Indian criminal and politician (1967–2018)

Munna Bajrangi or Prem Prakash Singh (2 June 1967 – 9 July 2018) was an Indian politician, a known contract killer and a gang leader from Eastern Uttar Pradesh. In the two decades he was active, he is associated with more than 40 incidents such as murder, attempted murder, and extortion. In 2009, he was jailed for the murder of MLA Krishnanand Rai in 2005 and another BJP leader Ramchandra Singh. For many years, he supported the Samajwadi Party headed by Mulayam Singh Yadav, but the gang switched to Mayawati's Bahujan Samaj Party in the mid-2000s.

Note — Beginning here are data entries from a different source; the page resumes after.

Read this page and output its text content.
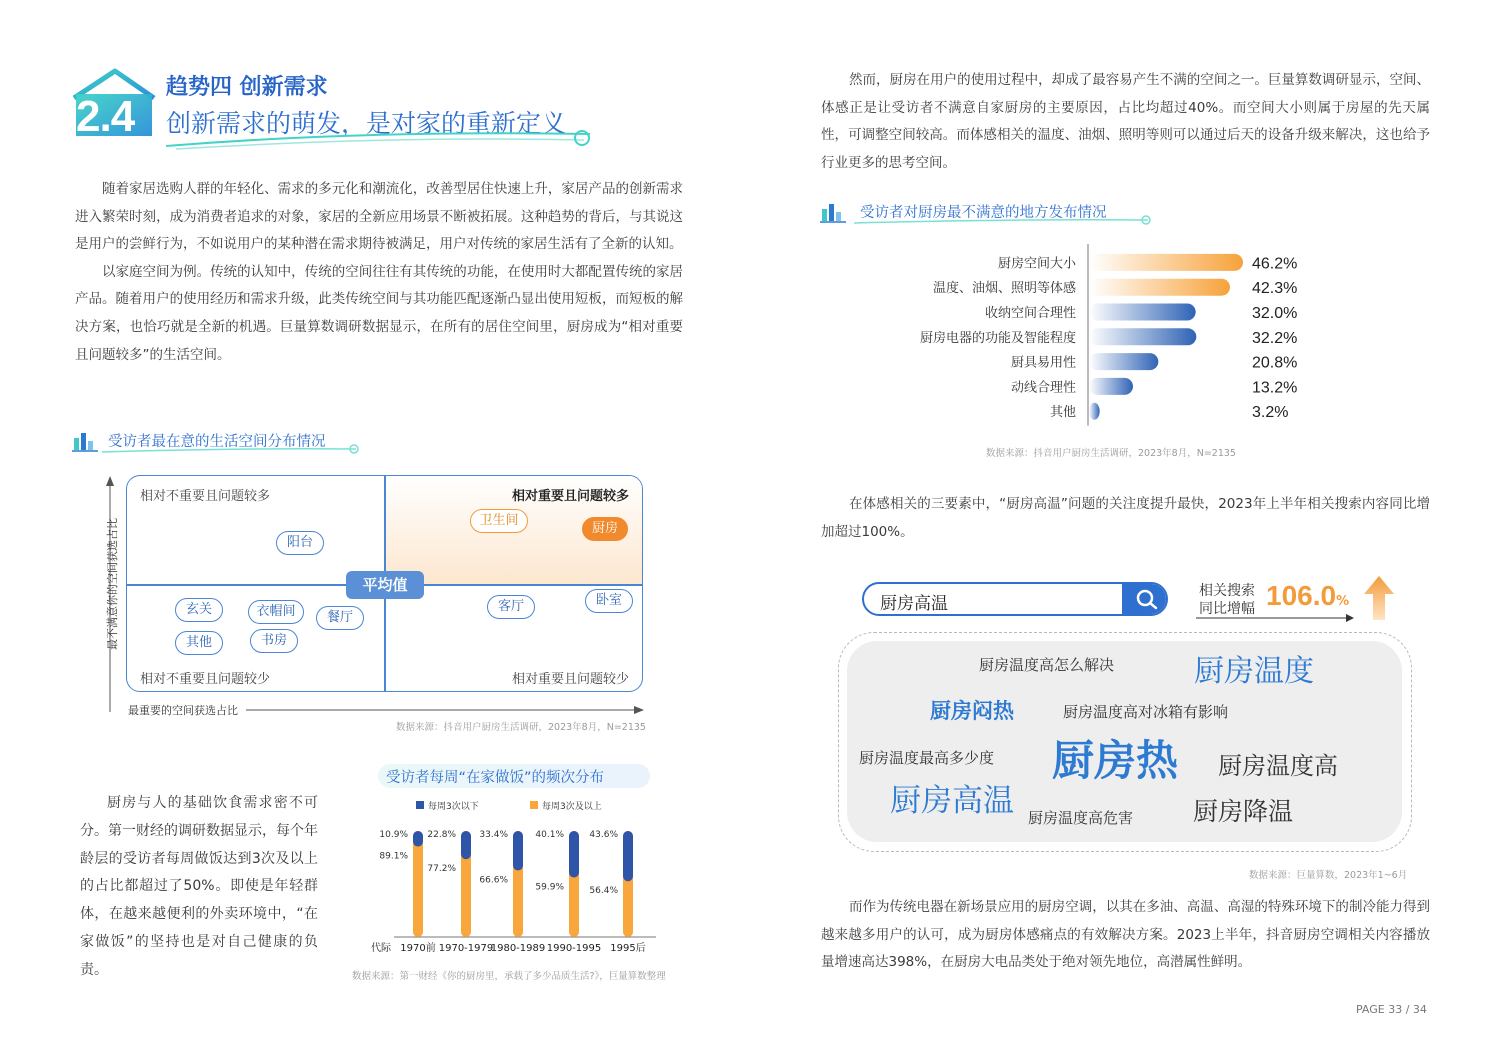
2.4
趋势四 创新需求
创新需求的萌发，是对家的重新定义

随着家居选购人群的年轻化、需求的多元化和潮流化，改善型居住快速上升，家居产品的创新需求进入繁荣时刻，成为消费者追求的对象，家居的全新应用场景不断被拓展。这种趋势的背后，与其说这是用户的尝鲜行为，不如说用户的某种潜在需求期待被满足，用户对传统的家居生活有了全新的认知。

以家庭空间为例。传统的认知中，传统的空间往往有其传统的功能，在使用时大都配置传统的家居产品。随着用户的使用经历和需求升级，此类传统空间与其功能匹配逐渐凸显出使用短板，而短板的解决方案，也恰巧就是全新的机遇。巨量算数调研数据显示，在所有的居住空间里，厨房成为“相对重要且问题较多”的生活空间。

受访者最在意的生活空间分布情况
最不满意你的空间获选占比
最重要的空间获选占比
相对不重要且问题较多	相对重要且问题较多
相对不重要且问题较少	相对重要且问题较少
平均值
卫生间
厨房
阳台
玄关	衣帽间	餐厅
其他	书房
客厅	卧室
数据来源：抖音用户厨房生活调研，2023年8月，N=2135
厨房与人的基础饮食需求密不可分。第一财经的调研数据显示，每个年龄层的受访者每周做饭达到3次及以上的占比都超过了50%。即使是年轻群体，在越来越便利的外卖环境中，“在家做饭”的坚持也是对自己健康的负责。
受访者每周“在家做饭”的频次分布
每周3次以下	每周3次及以上
代际
10.9%
89.1%
1970前
22.8%
77.2%
1970-1979
33.4%
66.6%
1980-1989
40.1%
59.9%
1990-1995
43.6%
56.4%
1995后
数据来源：第一财经《你的厨房里，承载了多少品质生活?》，巨量算数整理
然而，厨房在用户的使用过程中，却成了最容易产生不满的空间之一。巨量算数调研显示，空间、体感正是让受访者不满意自家厨房的主要原因，占比均超过40%。而空间大小则属于房屋的先天属性，可调整空间较高。而体感相关的温度、油烟、照明等则可以通过后天的设备升级来解决，这也给予行业更多的思考空间。
受访者对厨房最不满意的地方发布情况
厨房空间大小	46.2%
温度、油烟、照明等体感	42.3%
收纳空间合理性	32.0%
厨房电器的功能及智能程度	32.2%
厨具易用性	20.8%
动线合理性	13.2%
其他	3.2%
数据来源：抖音用户厨房生活调研，2023年8月，N=2135
在体感相关的三要素中，“厨房高温”问题的关注度提升最快，2023年上半年相关搜索内容同比增加超过100%。
厨房高温
相关搜索
同比增幅 106.0%
厨房温度高怎么解决	厨房温度
厨房闷热	厨房温度高对冰箱有影响
厨房温度最高多少度 厨房热 厨房温度高
厨房高温 厨房温度高危害 厨房降温
数据来源：巨量算数，2023年1~6月
而作为传统电器在新场景应用的厨房空调，以其在多油、高温、高湿的特殊环境下的制冷能力得到越来越多用户的认可，成为厨房体感痛点的有效解决方案。2023上半年，抖音厨房空调相关内容播放量增速高达398%，在厨房大电品类处于绝对领先地位，高潜属性鲜明。
PAGE 33 / 34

He fought elections while imprisoned in Tihar jail under Apna Dal and Peace Party of India in 2012 as trial proceedings were going on. He was shot dead at the District Jail in Baghpat, Uttar Pradesh, on 9 July 2018. He was shot ten times in the head within the jail premises by another prisoner, gangster Sunil Rathi. His death came a week after his wife, Seema Singh, said in a press conference that he would be targeted.

==Criminal career==
Munna Bajrangi was initially a carpet weaver. After a few independent killings, the first at the age of 17, he committed the first murder. he joined a gang in Uttar Pradesh led by Gajraj Singh. In an atmosphere where the moves of criminals becoming politicians was pioneered by gangsters like Raja Bhaiyya, DP Yadav and others, Bajrangi started his criminal career as a member of criminal-politician Mukhtar Ansari's gang. In the early 1990s, under the governance of Mulayam Singh Yadav's Samajwadi Party, criminals were flourishing in UP. In 1996, Mukhtar was elected from Mau, and the gang, with its arsenal of AK 47and other weapons, became a household name in the districts of Bhadohi Mau, Ghazipur, Varanasi and Jaunpur. The gangs made a living by garnering government contracts with political help.

They soon came into conflict with Brijesh Singh, another established ganglord who worked together with politician Krishnanand Rai of the Bharatiya Janata Party. In 2001, Brijesh Singh's gang ambushed the Mukhtar Ansari gang on the Mau-Lucknow highway; three people died from each mafia gang.

In the 2002 elections, Mukhtar's brother Afzal Ansari, who had won from Mohammadabad in five earlier elections, was defeated by Krishnanand Rai, a rival politician supported by the Bharatiya Janata Party.

On the afternoon of November 2005, Rai was travelling with six aides when they were attacked by seven gangsters in a Tata Sumo. Bajrangi along with associates Firdaus, were Ata-ur-Rahman alias Babu, and Aijazul Haque were identified by some survivors. CBI later identified Vishwas Nepali, Sanjeev Maheshwari, Rakesh Pandey and Ramu Mallah as the other members of the attacking team. Over 400 bullets were fired from six AK-47 rifles, killing Rai and all others travelling in two Qualises. 67 bullets were recovered from seven bodies. A police officer called it the largest "display of firepower" in an Uttar Pradesh mafia battle. Since then, Bajrangi was on the police's most wanted list.

In 2009, after announcing a cash reward of Rs.700,000, Bajrangi was arrested against from the Siddivinayak Residential Society in Mumbai's Malad area. He had been living in the apartment under his real name, Prem Prakash Singh, along with his wife and three teenaged children since 2003.

==Politics==
In 2012, while imprisoned in Tihar jail with the trial proceeding ongoing, Bajrangi fought in the 2012 Uttar Pradesh Legislative elections from Mariyahu as a joint candidate of the Apna Dal and the Peace Party. He came in third, polling 12% behind winner Shraddha Yadav of Samajwadi Party.

== Death ==
Late in the evening at around 9:30 pm, on Sunday 8 July 2018, Munna Bajrangi was shifted from Jhansi jail to Baghpat jail, as he was to be produced in court for an extortion case on Monday 9 July 2018. In the early hours of Monday, 9 July 2018, at around 5:30 am he was shot in the head inside the jail premises by an inmate, another gangster named Sunil Rathi. Sunil Rathi alleged that he shot and killed Munna Bajrangi since the latter made comments over his appearance, calling him 'chubby'.

The Chief Minister of Uttar Pradesh, Yogi Adityanath, reacted by ordering a judicial inquiry and suspending jail officials.